Daily Blast November 4, 2011

New Hanif Case Post Howell

Here is a new Hanif case you might find interesting. On Friday, November 4, 2011, the Fifth District Court of Appeal (Fresno) decided Sanchez v. Strickland (Nov. 4, 2011, F060582) ___ Cal.App.4th ____, which discussed and applied two aspects of the California Supreme Court’s recent decision in Howell v. Hamilton Meats & Provisions, Inc. (2011) 52 Cal.4th 541. Interestingly, only one of the holdings is published.

In the unpublished portion of the opinion, the court unequivocally extended Howell to Medicare. (Slip opn., p. 2.) Howell held that a plaintiff may not recover as past medical expenses the difference between (1) the medical providers’ full billings for the medical care and services supplied to the plaintiff and (2) the amounts the medical providers have agreed to accept from the plaintiff’s private insurer as full payment. (Ibid.) The court in Sanchez concluded that Howell’s holding concerning private insurance applies with equal force to Medicare. (Ibid.) While the two-paragraph discussion of this issue is unpublished, this holding is mentioned in the introduction section of the opinion, which is published.

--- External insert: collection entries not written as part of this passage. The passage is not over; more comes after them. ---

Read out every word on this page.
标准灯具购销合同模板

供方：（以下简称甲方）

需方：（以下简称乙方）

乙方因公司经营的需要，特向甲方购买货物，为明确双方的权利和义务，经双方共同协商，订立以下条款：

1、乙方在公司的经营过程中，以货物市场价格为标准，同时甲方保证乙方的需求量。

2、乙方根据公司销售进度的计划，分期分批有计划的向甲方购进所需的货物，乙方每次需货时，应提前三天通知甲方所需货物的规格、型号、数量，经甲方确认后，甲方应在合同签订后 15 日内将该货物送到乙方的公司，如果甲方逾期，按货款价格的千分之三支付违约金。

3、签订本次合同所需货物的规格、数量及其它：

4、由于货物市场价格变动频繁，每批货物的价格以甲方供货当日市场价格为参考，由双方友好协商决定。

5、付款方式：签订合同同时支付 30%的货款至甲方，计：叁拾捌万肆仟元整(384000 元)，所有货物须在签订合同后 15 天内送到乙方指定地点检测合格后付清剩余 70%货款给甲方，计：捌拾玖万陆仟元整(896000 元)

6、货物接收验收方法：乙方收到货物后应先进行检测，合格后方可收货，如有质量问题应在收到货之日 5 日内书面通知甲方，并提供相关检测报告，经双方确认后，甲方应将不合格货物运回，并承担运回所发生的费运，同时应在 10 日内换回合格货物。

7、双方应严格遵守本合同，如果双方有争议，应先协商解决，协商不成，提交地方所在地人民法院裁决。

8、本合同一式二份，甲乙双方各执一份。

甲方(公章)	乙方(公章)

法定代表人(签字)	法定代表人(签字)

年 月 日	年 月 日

In the published portion of the opinion, the court held that “[where] a medical provider has (1) rendered medical services to a plaintiff, (2) issued a bill for those services, and (3) subsequently written off a portion of the bill gratuitously, the amount written off constitutes a benefit that may be recovered by the plaintiff under the collateral source rule.” (Slip opn., p. 13.) As a result, the court held that the limitation on recovery set forth in Howell does not extend to amounts gratuitously written off by a medical provider. (Id. at p. 3.)